Originally Posted by Palomine (Post 3958545)
These horses have massive shoulder movement, and it frees up the shoulders to sit further back, plus they come out of their body differently too with their necks.

If you ride one bareback, you naturally sit further back on them, any more forwards and you can tell you are not centered correctly at all.

That said....the current fad of riding in a chair seat makes me want to take a lash whip to riders. Irons are there to use to rise and fall to trot....so that you are not dropping on horse.

In the old days? That would have had people pulled off horse.

I always loved Saddlebreds and saddleseat, and my friend wanted me to learn so I could show her Arabians for her. (I rode hunt seat) So she took me to an Arabian saddleseat trainer, and I COULD NOT get my leg back under my hip where they wanted it, while sitting straight up, which felt like leaning back. She would not continue teaching me, even though I was not showing equitation!!!

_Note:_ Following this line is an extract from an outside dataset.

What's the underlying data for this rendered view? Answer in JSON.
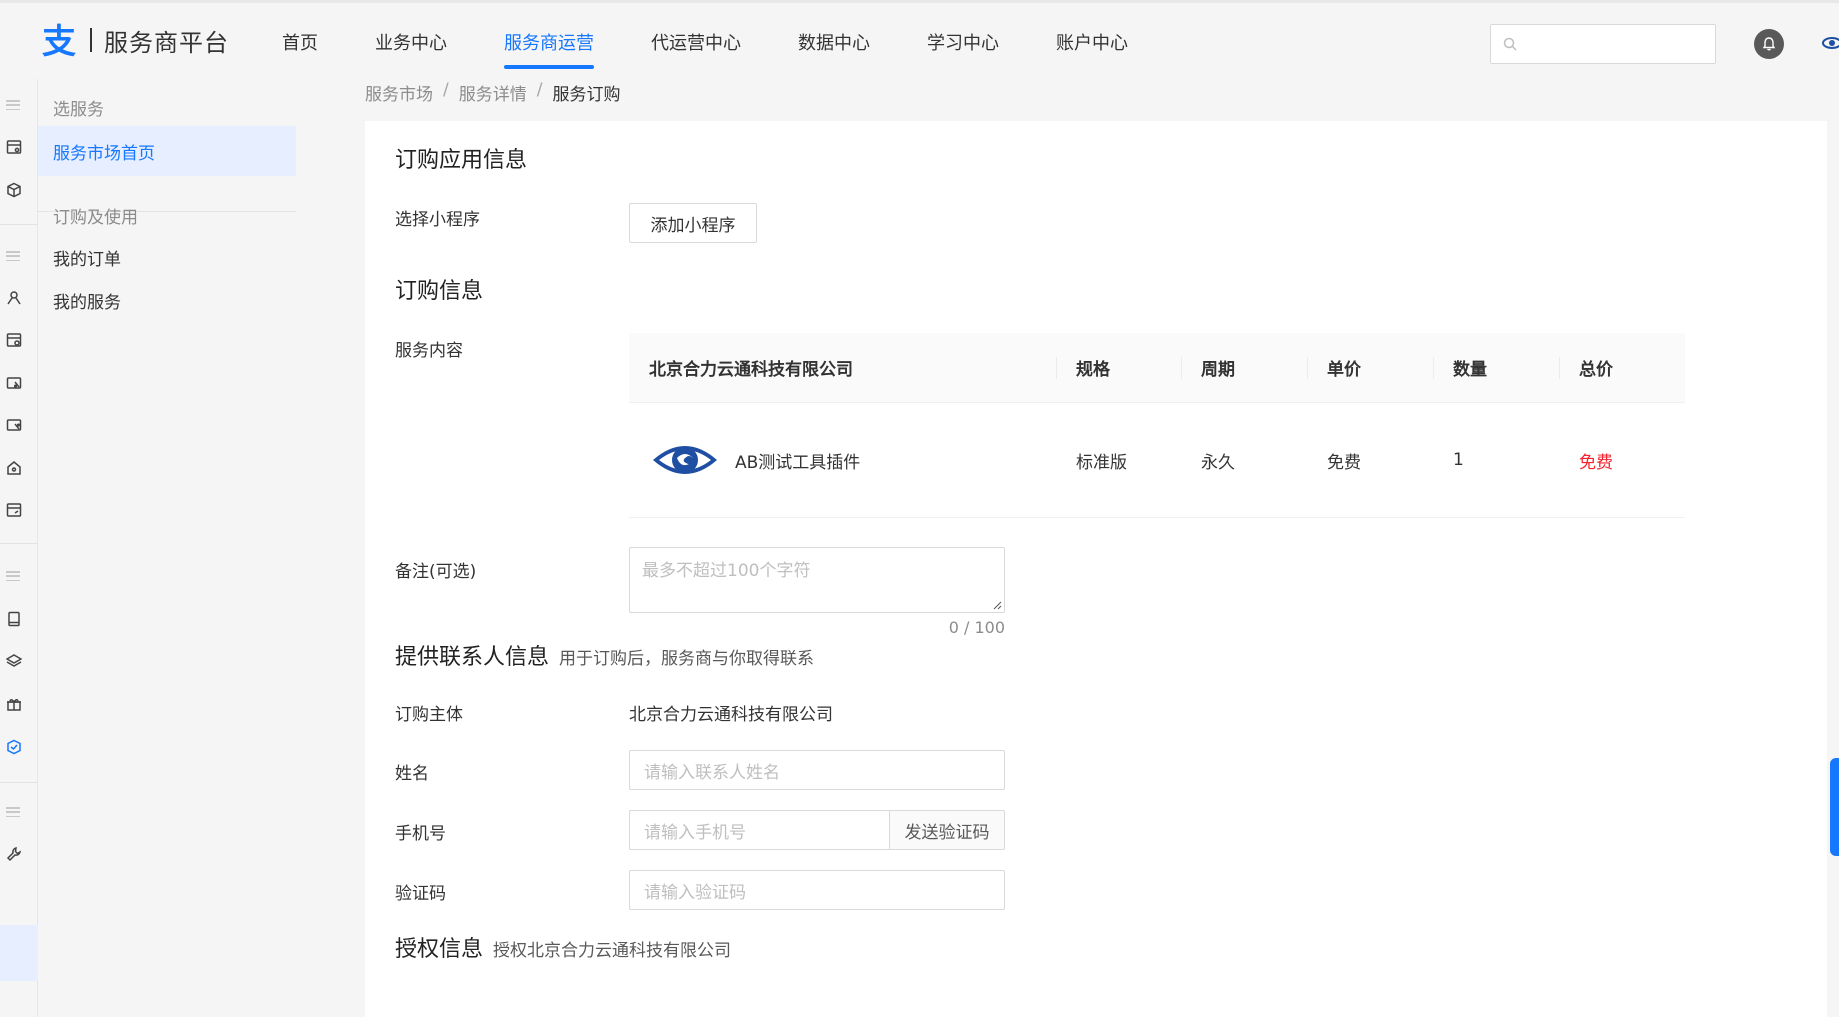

When I went to the National Academy Finals, I told my DH I could have done THAT....riding in a chair seat!! On a drugged horse, but that is another story.....

Those Milwaukee girls are lovely!

Nancy

Inga 11-26-2013 06:00 PM

Quote:

Originally Posted by greentree (Post 4186289)
I always loved Saddlebreds and saddleseat, and my friend wanted me to learn so I could show her Arabians for her. (I rode hunt seat) So she took me to an Arabian saddleseat trainer, and I COULD NOT get my leg back under my hip where they wanted it, while sitting straight up, which felt like leaning back. She would not continue teaching me, even though I was not showing equitation!!!

When I went to the National Academy Finals, I told my DH I could have done THAT....riding in a chair seat!! On a drugged horse, but that is another story.....

Those Milwaukee girls are lovely!

Nancy

Ha Ha It is amazing how one can move, bend etc... when young. I don't know how old you are but when I was young, I managed to ride equitation, but now as an old fart, my riding is far less pretty.